In 2021, approximately 248,530 new prostate cancer (PCa) cases are estimated in the United States. Hispanic/Latinos (H/L) are the second largest racial/ethnic group in the US. The objective of this study was to assess DNA methylation patterns between aggressive and indolent PCa along with ancestry proportions in 49 H/L men from Puerto Rico (PR). Prostate tumors were classified as aggressive (n = 17) and indolent (n = 32) based on the Gleason score. Genomic DNA samples were extracted by macro-dissection. DNA methylation patterns were assessed using the Illumina EPIC DNA methylation platform. We used ADMIXTURE to estimate global ancestry proportions.
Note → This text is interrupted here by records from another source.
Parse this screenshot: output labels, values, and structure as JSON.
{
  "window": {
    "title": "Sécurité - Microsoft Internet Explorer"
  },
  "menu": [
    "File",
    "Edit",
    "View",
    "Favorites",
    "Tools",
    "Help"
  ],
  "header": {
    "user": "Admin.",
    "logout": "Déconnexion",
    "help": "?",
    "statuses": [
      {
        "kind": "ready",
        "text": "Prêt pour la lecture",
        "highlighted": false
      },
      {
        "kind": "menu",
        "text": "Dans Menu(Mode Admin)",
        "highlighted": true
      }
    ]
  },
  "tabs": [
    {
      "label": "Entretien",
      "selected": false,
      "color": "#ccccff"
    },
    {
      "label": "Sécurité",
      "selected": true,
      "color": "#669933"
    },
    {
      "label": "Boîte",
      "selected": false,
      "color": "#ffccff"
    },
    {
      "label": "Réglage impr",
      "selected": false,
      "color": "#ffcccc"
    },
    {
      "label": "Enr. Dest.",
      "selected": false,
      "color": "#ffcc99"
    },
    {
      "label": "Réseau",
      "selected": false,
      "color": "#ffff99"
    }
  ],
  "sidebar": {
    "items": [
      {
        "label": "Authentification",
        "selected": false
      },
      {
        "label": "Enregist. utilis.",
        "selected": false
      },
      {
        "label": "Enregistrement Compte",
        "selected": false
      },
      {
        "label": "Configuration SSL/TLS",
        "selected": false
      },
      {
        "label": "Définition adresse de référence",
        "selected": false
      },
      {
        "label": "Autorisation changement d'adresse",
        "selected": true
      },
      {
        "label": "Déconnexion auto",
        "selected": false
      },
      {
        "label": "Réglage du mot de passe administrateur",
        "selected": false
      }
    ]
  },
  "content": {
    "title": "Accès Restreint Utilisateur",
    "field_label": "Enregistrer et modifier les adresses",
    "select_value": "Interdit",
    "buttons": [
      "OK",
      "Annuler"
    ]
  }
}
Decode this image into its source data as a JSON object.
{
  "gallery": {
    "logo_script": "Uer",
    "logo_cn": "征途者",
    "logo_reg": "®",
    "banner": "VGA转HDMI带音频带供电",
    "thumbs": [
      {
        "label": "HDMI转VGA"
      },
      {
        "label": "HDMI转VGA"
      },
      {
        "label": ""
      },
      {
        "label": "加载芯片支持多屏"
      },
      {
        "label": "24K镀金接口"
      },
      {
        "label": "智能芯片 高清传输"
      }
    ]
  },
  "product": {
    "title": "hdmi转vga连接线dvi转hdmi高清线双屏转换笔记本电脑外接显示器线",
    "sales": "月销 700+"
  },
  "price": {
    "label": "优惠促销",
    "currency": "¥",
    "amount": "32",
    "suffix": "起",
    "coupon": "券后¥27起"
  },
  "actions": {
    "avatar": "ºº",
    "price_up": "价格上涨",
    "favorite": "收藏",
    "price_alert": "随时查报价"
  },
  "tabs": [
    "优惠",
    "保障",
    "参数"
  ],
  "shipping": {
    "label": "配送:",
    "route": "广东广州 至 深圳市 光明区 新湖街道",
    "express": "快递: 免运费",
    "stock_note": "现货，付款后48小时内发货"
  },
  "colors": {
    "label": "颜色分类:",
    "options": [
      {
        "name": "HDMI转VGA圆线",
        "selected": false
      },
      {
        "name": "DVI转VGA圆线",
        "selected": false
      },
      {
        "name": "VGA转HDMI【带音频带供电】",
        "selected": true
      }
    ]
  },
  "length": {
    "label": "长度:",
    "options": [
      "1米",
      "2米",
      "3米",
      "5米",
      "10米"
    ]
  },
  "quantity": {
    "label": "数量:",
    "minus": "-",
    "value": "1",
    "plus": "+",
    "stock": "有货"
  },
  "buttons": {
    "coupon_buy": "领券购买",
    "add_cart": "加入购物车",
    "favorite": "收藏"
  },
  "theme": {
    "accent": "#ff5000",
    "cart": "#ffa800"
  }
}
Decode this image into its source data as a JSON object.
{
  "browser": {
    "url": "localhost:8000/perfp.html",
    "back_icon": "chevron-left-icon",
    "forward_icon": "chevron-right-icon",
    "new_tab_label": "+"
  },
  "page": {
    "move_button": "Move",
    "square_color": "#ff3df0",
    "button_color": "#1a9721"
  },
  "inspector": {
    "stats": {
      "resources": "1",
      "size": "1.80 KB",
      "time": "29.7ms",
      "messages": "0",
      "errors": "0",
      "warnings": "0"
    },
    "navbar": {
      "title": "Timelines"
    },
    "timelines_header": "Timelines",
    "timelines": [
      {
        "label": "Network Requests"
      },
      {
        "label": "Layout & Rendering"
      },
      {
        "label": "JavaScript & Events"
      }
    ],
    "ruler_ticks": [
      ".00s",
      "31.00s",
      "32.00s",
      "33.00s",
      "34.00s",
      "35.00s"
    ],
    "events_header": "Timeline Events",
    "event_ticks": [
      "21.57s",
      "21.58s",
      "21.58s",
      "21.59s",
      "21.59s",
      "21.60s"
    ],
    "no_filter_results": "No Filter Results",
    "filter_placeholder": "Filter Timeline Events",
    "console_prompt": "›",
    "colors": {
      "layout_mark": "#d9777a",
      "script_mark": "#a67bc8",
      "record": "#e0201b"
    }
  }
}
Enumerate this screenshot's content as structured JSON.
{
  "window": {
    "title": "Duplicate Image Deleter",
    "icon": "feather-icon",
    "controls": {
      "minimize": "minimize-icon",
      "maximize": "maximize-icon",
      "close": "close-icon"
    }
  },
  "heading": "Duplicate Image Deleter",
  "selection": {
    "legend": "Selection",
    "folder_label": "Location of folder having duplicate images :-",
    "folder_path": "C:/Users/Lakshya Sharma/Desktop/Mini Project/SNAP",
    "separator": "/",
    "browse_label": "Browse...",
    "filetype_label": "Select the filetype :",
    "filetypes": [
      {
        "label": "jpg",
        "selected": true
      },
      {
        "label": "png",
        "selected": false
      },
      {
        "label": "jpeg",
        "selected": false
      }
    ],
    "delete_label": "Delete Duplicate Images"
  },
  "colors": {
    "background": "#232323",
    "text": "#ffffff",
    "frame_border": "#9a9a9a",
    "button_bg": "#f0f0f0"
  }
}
We identified 892 differentially methylated genes in prostate tumor tissues as compared with normal tissues. Based on an epigenetic clock model, we observed that the total number of stem cell divisions (TNSC) and stem cell division rate (SCDR) were significantly higher in tumor than adjacent normal tissues. Regarding PCa aggressiveness, 141 differentially methylated genes were identified. Ancestry proportions of PR men were estimated as African, European, and Indigenous American; these were 24.1%, 64.2%, and 11.7%, respectively. The identification of DNA methylation profiles associated with risk and aggressiveness of PCa in PR H/L men will shed light on potential mechanisms contributing to PCa disparities in PR population.

Highlights

  • Based on American Cancer Society data, 248,530 new prostate cancer (PCa) cases and34,130 PCa-specific deaths are anticipated in the US in 2021 [1]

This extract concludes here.